Genomic research targets study of genomes of different species. It studies roles assumed by multiple genetic factors and the way they interact with surrounding environment under different conditions. A study of Homo sapiens involves searching through approximately 3 billion base pairs of DNA, containing protein coding genes, RNA genes, cis-regulatory elements, long range regulatory elements and transposable elements. Where this field intersects deep learning has far reaching impact in medicine, pharmacy, agriculture etc. Deep learning can be very useful in exploring gene expression, including its prediction, in regulatory genomics (i.e. finding promoters and enhancers), splicing, transcription factors and RNA-binding proteins, mutations/ polymorphisms and genetic variants among others. The field is nascent though. The predictive performances in most problems have not reached the expectation for real-world applications; neither the interpretations of these abstract models seem to elucidate insightful knowledge.

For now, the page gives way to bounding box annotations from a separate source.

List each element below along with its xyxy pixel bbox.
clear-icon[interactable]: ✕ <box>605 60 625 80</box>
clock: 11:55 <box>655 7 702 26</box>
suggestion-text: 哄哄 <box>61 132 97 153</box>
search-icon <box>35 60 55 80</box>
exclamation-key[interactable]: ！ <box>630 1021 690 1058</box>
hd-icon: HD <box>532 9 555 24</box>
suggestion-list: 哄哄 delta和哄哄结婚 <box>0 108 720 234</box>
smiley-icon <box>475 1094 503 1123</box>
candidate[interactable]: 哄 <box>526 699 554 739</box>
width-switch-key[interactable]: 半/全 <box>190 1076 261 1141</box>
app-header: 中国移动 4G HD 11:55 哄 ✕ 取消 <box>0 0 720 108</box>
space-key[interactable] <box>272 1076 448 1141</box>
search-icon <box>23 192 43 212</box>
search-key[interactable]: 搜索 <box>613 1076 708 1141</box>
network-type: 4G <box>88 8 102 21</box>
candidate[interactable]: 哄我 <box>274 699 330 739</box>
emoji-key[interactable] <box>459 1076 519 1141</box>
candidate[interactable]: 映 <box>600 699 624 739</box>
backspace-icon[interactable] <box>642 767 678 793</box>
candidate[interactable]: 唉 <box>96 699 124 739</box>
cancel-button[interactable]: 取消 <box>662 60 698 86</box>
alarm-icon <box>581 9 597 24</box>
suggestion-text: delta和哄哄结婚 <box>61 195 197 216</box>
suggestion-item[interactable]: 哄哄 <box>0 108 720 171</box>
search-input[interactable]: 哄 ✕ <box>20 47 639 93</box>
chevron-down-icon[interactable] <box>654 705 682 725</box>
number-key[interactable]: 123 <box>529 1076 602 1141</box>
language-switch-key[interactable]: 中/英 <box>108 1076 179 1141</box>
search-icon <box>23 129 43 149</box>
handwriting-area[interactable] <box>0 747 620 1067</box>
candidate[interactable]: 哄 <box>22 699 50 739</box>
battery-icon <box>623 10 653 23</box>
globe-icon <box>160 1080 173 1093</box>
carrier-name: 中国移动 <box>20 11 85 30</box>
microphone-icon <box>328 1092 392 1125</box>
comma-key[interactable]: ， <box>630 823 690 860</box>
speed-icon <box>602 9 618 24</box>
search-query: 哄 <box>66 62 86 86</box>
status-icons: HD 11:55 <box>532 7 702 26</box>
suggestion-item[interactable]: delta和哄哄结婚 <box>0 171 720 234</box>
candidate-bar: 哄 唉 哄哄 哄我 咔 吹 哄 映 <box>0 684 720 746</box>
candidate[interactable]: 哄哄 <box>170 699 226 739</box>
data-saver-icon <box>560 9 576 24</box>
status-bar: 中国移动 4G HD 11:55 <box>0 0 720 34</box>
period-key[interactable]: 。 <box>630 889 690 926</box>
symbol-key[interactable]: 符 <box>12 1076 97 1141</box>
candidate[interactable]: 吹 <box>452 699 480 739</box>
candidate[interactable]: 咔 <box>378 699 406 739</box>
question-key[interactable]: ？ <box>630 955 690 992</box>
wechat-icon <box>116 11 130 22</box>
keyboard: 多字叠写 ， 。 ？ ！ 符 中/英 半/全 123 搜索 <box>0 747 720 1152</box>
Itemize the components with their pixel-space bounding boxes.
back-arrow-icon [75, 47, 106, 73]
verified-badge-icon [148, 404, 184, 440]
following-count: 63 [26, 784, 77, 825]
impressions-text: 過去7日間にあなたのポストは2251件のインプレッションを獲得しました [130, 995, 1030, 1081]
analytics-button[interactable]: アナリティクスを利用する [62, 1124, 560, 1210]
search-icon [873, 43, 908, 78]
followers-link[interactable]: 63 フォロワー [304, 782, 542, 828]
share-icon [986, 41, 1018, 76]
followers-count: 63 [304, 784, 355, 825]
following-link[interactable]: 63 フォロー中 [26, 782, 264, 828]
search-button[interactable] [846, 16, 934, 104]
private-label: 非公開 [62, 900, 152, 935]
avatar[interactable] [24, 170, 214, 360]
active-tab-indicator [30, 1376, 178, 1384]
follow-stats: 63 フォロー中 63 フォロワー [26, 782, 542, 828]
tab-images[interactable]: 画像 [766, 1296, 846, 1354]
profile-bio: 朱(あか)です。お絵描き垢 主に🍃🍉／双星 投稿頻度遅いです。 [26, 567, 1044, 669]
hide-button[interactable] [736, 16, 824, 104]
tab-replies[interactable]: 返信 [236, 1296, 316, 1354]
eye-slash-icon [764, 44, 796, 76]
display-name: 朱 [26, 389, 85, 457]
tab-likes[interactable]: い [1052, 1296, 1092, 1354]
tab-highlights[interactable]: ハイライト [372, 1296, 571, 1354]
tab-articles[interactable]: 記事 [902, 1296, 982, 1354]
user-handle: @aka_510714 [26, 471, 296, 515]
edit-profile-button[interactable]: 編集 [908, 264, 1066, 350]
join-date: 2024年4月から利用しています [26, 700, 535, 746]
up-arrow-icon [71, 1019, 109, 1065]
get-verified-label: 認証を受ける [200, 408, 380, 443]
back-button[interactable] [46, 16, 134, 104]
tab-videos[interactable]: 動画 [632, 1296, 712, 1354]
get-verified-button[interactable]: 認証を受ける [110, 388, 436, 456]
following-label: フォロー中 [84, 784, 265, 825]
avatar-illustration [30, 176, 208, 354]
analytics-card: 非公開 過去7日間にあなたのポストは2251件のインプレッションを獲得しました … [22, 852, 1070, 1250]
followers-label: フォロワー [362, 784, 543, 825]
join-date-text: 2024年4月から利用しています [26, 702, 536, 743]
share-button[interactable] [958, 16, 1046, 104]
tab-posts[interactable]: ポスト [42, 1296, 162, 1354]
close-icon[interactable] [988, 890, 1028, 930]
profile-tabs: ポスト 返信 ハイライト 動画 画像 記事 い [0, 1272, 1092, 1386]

As the “neural” part in Artificial Neural Network (ANN) suggests, the ANNs are brain-inspired systems which are intended to replicate the way that we humans learn. Neural networks consist of input and output layers, as well as (in most cases) a hidden layer(s) consisting of units that transform the input into something that the output layer can use. Deep learning tools, inspired by real neural networks hence, are those algorithms that use a cascade of multiple layers neurons each serving a specific task. Each successive layer uses the output from the previous layer as input. While at the outset, I did say that there is nothing ‘deep’ about deep learning, technically one can say that just how deep a network is depends on the number of hidden layers deployed. The more the layers, the deeper is the network. They are excellent tools for finding patterns which are far too complex or numerous for a human programmer to extract and teach the machine to recognize. While neural networks existed since 1940s as perceptrons, they have become a serious tool for use only after 80s due to a technique called backpropagation, which allows networks to adjust their hidden layers of neurons in situations where outcome does match the expected. There are many types of neural networks. The most basic type is the feedforward type, the more popular is recurrent type and then there are convolutional neural networks, Boltzmann machines, Hopfield networks amongst others. Picking the right network depends on the data one has to train it with and the specific application in mind.

Hopefully, some day, we would be able to place all jigsaw pieces of the puzzle together. We would then be able to not only get good results, but have information bottleneck or any other tool explain why it should work anyways. And hopefully, that substantial, deep learning could pave way to provide deeper insights (no pun intended) on just how the brain works.